Never one to conform to basic standards and bring something easy like cucumber or avocado to the night, I decided I needed to make something cool.  This was where the website Mommy Knows (awkward site for a 20-year-old girl) came in.  She posted a fantastic candy sushi recipe on her site, and it contained the best and most simple instructions on how to complete this treat.  Basically, all you needed to make these sushi were fruit roll-ups (to double as seaweed), thinly-made Rice Krispie square sheets and some more sugary candy for the inside filling.  Super easy to make and, I think, super realistic.  Try it at home for your next sushi party!

I put my sushi on a cake, which may not have helped with the sugar overload…

So how did the regular sushi work out?  Well it was just GREAT!  As per usual, I ate way too much, but it was totally worth it.  My personal favourite – avocado, strawberry and banana rolls – can only be described in one word: amazing.

Me, pre-sugar coma, happy as a clam.

White Chocolate Cheesecake with Fruit and Raspberry Coulis (Dinner Party, Part III)

Random intro line: The commercial for “Eat, Pray, Love” is on – I want to see it SO badly.  Plus the song in the trailer is super catchy.

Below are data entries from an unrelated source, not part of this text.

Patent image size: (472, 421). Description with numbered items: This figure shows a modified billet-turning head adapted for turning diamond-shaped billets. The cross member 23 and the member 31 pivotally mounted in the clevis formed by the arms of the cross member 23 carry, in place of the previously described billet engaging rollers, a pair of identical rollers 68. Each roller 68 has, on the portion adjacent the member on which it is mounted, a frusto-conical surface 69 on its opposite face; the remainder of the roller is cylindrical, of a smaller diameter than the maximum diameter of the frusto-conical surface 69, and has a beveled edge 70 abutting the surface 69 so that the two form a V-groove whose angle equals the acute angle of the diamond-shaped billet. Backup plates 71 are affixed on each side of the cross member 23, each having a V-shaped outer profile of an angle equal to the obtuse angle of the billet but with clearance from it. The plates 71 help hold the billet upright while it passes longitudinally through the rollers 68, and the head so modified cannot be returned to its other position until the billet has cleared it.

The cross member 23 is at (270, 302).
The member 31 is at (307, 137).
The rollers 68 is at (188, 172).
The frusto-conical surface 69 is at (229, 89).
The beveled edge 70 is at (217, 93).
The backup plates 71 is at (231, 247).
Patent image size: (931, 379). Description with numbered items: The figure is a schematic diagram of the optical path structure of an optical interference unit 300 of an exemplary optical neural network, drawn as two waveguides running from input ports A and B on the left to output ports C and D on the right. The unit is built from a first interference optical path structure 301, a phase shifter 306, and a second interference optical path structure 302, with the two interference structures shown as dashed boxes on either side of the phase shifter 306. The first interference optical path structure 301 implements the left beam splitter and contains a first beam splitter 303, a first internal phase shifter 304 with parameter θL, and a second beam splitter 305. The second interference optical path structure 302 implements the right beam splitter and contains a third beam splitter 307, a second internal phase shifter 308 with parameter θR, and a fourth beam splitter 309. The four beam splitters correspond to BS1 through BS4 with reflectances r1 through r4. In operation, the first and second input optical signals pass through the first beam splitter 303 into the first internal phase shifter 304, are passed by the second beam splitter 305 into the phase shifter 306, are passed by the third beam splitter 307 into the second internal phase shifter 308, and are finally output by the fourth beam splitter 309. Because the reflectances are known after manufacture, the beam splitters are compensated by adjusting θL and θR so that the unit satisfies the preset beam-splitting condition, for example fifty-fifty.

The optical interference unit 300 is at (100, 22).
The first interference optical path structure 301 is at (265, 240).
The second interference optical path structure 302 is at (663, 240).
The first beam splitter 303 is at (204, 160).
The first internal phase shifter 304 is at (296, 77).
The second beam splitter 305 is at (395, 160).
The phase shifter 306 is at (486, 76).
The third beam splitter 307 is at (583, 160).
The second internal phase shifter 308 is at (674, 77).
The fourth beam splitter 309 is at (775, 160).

I knew that my dinner party encore had to be decadent and impressive.  With these two requirements in mind, I narrowed my dessert search down to two dishes, this cheesecake, and a Chocolate Brownie Turtle Cake (from my Canadian Living Family Cookbook).  Leaving the latter until another (very soon) occasion, I went forth with preparations for the cheesecake.

Having this be only the second cheesecake I’ve ever made, I was once more concerned about my lack of water-bath for cooking the cake.  I cranked my oven down to a mere 275° F, and cooked the cheesecake for 3/4 of the required time.  Perhaps I should be more modest, but the cake turned out perfectly.  There was not a SINGLE crack, nor bubble in the top of the cheesecake.  I am extremely pleased.  Also, it didn’t taste too much like white chocolate, which pleasantly surprised me, since I’m more of a milk chocolate girl.  With patience on my side for once, I let the cheesecake cool completely before lovingly cutting into the cake to prepare it for pictures.  The results, I think, are quite pretty…

Needless to say, I had cheesecake for three major meals the next day.  Nom, nom, nom, nom!